As far as bank positions on climate change, elected officials in Texas and West Virginia may have won the first round in their battles against ESG, said Eli Kasargod-Staub, executive director of the shareholder advocacy group Majority Action.
"They have gotten a set of banks to redeclare their support for a fossil-fuel economy," Kasargod-Staub said in an interview. "The banks can make a viable argument to the states because they actually have not lived up to their pledges to realign their financing activities to support the kind of energy transition that the secretary general of the United Nations is calling for."

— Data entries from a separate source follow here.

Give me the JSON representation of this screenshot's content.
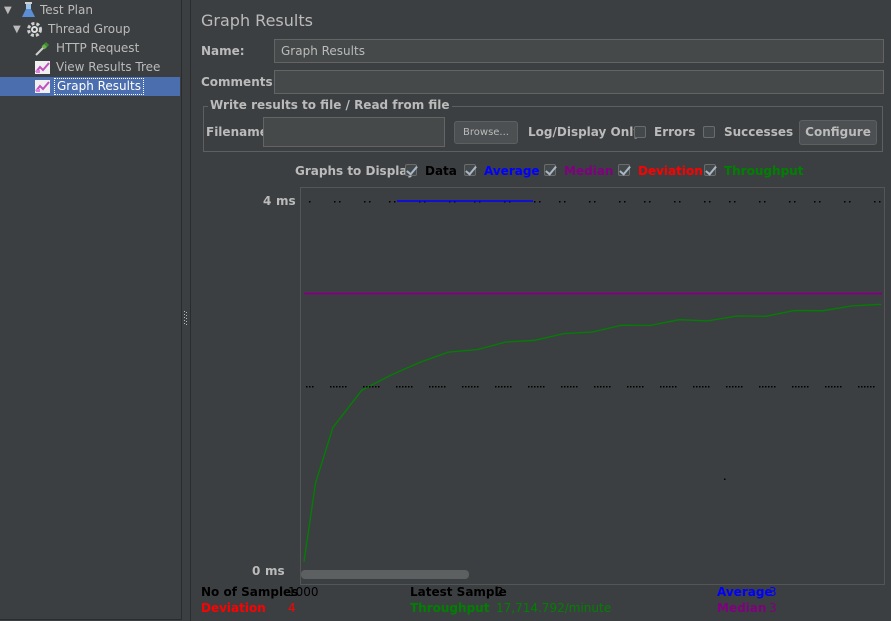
{
  "tree": {
    "items": [
      {
        "label": "Test Plan",
        "icon": "test-plan-flask-icon",
        "level": 0,
        "expanded": true
      },
      {
        "label": "Thread Group",
        "icon": "thread-group-gear-icon",
        "level": 1,
        "expanded": true
      },
      {
        "label": "HTTP Request",
        "icon": "http-request-pipette-icon",
        "level": 2
      },
      {
        "label": "View Results Tree",
        "icon": "listener-chart-icon",
        "level": 2
      },
      {
        "label": "Graph Results",
        "icon": "listener-chart-icon",
        "level": 2,
        "selected": true
      }
    ]
  },
  "panel": {
    "title": "Graph Results",
    "name_label": "Name:",
    "name_value": "Graph Results",
    "comments_label": "Comments:",
    "comments_value": ""
  },
  "file_group": {
    "title": "Write results to file / Read from file",
    "filename_label": "Filename",
    "filename_value": "",
    "browse_label": "Browse...",
    "log_display_label": "Log/Display Only:",
    "errors_label": "Errors",
    "errors_checked": false,
    "successes_label": "Successes",
    "successes_checked": false,
    "configure_label": "Configure"
  },
  "graphs_to_display": {
    "label": "Graphs to Display",
    "options": [
      {
        "label": "Data",
        "checked": true,
        "color": "#000000"
      },
      {
        "label": "Average",
        "checked": true,
        "color": "#0000ff"
      },
      {
        "label": "Median",
        "checked": true,
        "color": "#800080"
      },
      {
        "label": "Deviation",
        "checked": true,
        "color": "#ff0000"
      },
      {
        "label": "Throughput",
        "checked": true,
        "color": "#008000"
      }
    ]
  },
  "graph": {
    "y_max_label": "4",
    "y_min_label": "0",
    "y_unit": "ms"
  },
  "chart_data": {
    "type": "line",
    "ylim": [
      0,
      4
    ],
    "ylabel": "ms",
    "series": [
      {
        "name": "Median",
        "color": "#800080",
        "values": [
          3,
          3
        ]
      },
      {
        "name": "Throughput",
        "color": "#008000",
        "x": [
          0,
          2,
          5,
          10,
          15,
          20,
          25,
          30,
          35,
          40,
          45,
          50,
          55,
          60,
          65,
          70,
          75,
          80,
          85,
          90,
          95,
          100
        ],
        "values": [
          0.1,
          0.95,
          1.55,
          1.97,
          2.1,
          2.27,
          2.35,
          2.41,
          2.46,
          2.51,
          2.55,
          2.6,
          2.64,
          2.67,
          2.7,
          2.72,
          2.74,
          2.77,
          2.8,
          2.83,
          2.85,
          2.9
        ]
      },
      {
        "name": "Data",
        "color": "#000000",
        "values": [
          2,
          2,
          1
        ]
      }
    ]
  },
  "stats": {
    "samples_label": "No of Samples",
    "samples_value": "1000",
    "latest_label": "Latest Sample",
    "latest_value": "2",
    "average_label": "Average",
    "average_value": "3",
    "deviation_label": "Deviation",
    "deviation_value": "4",
    "throughput_label": "Throughput",
    "throughput_value": "17,714.792/minute",
    "median_label": "Median",
    "median_value": "3"
  },
  "colors": {
    "background": "#3c3f41",
    "selection": "#4b6eaf",
    "text": "#bbbbbb"
  }
}
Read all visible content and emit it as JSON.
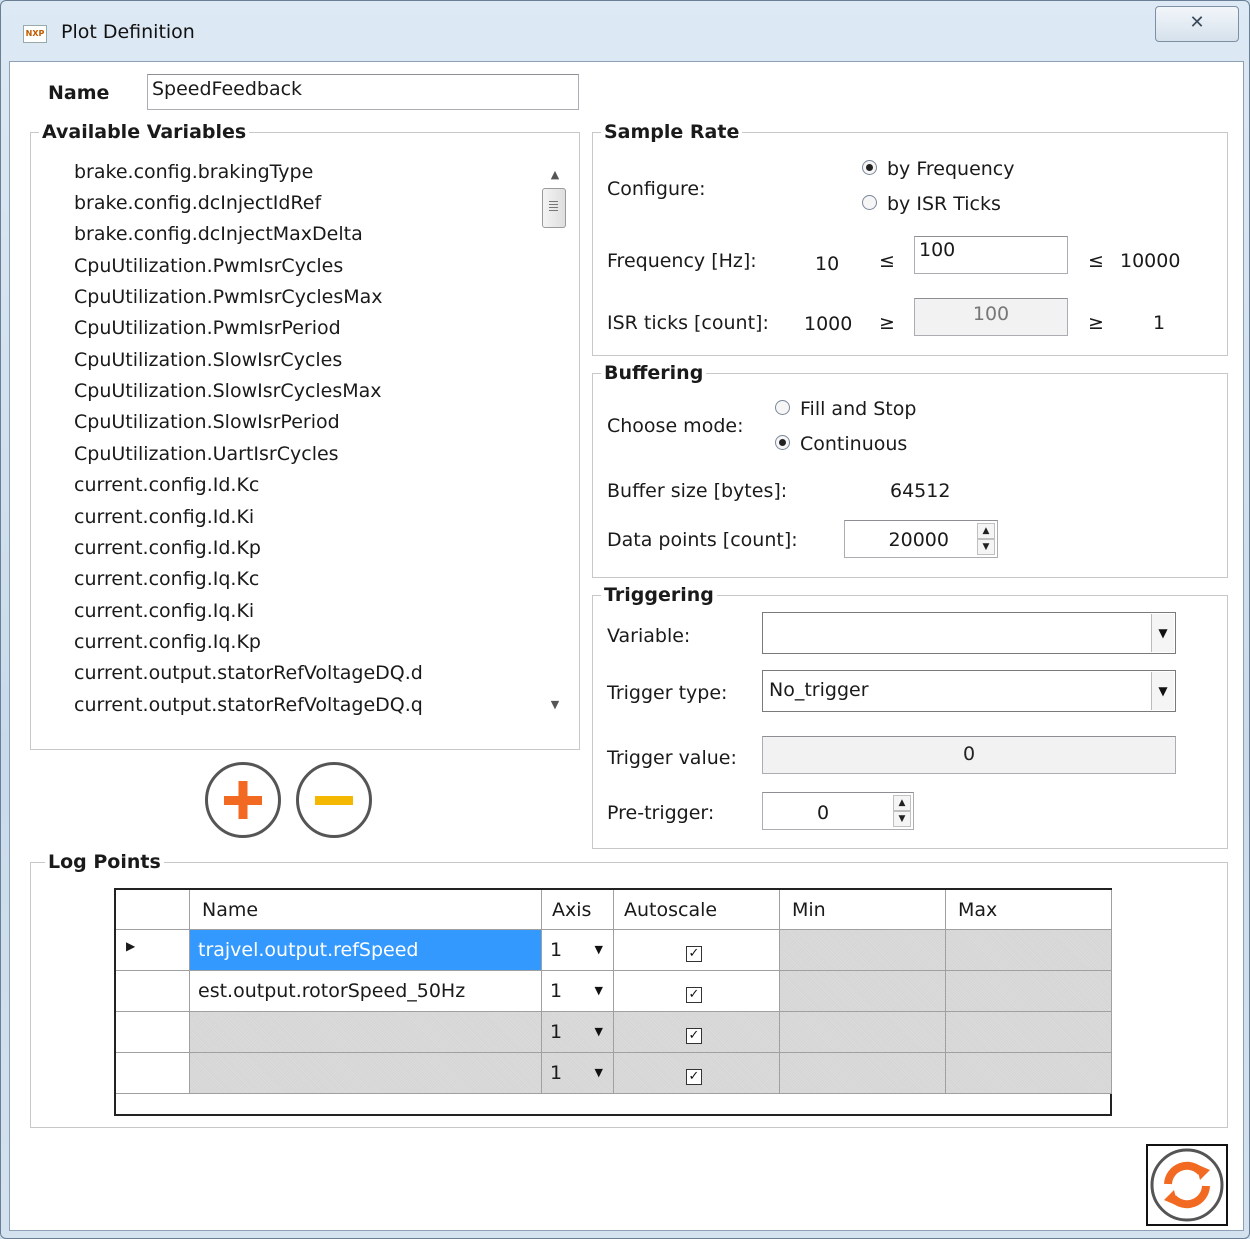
{
  "window": {
    "title": "Plot Definition",
    "close_glyph": "✕"
  },
  "name_field": {
    "label": "Name",
    "value": "SpeedFeedback"
  },
  "available_variables": {
    "label": "Available Variables",
    "items": [
      "brake.config.brakingType",
      "brake.config.dcInjectIdRef",
      "brake.config.dcInjectMaxDelta",
      "CpuUtilization.PwmIsrCycles",
      "CpuUtilization.PwmIsrCyclesMax",
      "CpuUtilization.PwmIsrPeriod",
      "CpuUtilization.SlowIsrCycles",
      "CpuUtilization.SlowIsrCyclesMax",
      "CpuUtilization.SlowIsrPeriod",
      "CpuUtilization.UartIsrCycles",
      "current.config.Id.Kc",
      "current.config.Id.Ki",
      "current.config.Id.Kp",
      "current.config.Iq.Kc",
      "current.config.Iq.Ki",
      "current.config.Iq.Kp",
      "current.output.statorRefVoltageDQ.d",
      "current.output.statorRefVoltageDQ.q"
    ]
  },
  "sample_rate": {
    "label": "Sample Rate",
    "configure_label": "Configure:",
    "options": [
      "by Frequency",
      "by ISR Ticks"
    ],
    "selected": "by Frequency",
    "frequency_label": "Frequency [Hz]:",
    "freq_min": "10",
    "le1": "≤",
    "frequency_value": "100",
    "le2": "≤",
    "freq_max": "10000",
    "isr_label": "ISR ticks [count]:",
    "isr_max": "1000",
    "ge1": "≥",
    "isr_value": "100",
    "ge2": "≥",
    "isr_min": "1"
  },
  "buffering": {
    "label": "Buffering",
    "mode_label": "Choose mode:",
    "options": [
      "Fill and Stop",
      "Continuous"
    ],
    "selected": "Continuous",
    "buffer_size_label": "Buffer size [bytes]:",
    "buffer_size_value": "64512",
    "data_points_label": "Data points [count]:",
    "data_points_value": "20000"
  },
  "triggering": {
    "label": "Triggering",
    "variable_label": "Variable:",
    "variable_value": "",
    "type_label": "Trigger type:",
    "type_value": "No_trigger",
    "value_label": "Trigger value:",
    "value_value": "0",
    "pretrigger_label": "Pre-trigger:",
    "pretrigger_value": "0"
  },
  "log_points": {
    "label": "Log Points",
    "columns": [
      "Name",
      "Axis",
      "Autoscale",
      "Min",
      "Max"
    ],
    "rows": [
      {
        "name": "trajvel.output.refSpeed",
        "axis": "1",
        "autoscale": "✓",
        "min": "",
        "max": ""
      },
      {
        "name": "est.output.rotorSpeed_50Hz",
        "axis": "1",
        "autoscale": "✓",
        "min": "",
        "max": ""
      },
      {
        "name": "",
        "axis": "1",
        "autoscale": "✓",
        "min": "",
        "max": ""
      },
      {
        "name": "",
        "axis": "1",
        "autoscale": "✓",
        "min": "",
        "max": ""
      }
    ]
  },
  "icons": {
    "add": "plus-icon",
    "remove": "minus-icon",
    "refresh": "refresh-icon"
  },
  "colors": {
    "accent_orange": "#f26a21",
    "accent_yellow": "#f5b800",
    "selection": "#3399ff"
  }
}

Banks have also successfully fought shareholder solutions that they transition their lending portfolios. Wells Fargo reminded West Virginia that it recommended against a 2022 shareholder proposal asking the bank to adopt "a boycott-like policy" to end underwriting and lending for new fossil fuel development.
"Adopting such a policy would effectively preclude us from offering general purpose loans to the oil and gas sector," bank officials wrote in their letter to the state. "We do not believe this approach is reasonable based on current energy usage and the potential negative impacts such a restrictive policy could have on the U.S. economy."
Texas is still compiling the list of companies that will not be allowed to do business in the state over their energy policies and expects to have it ready by Sept. 1.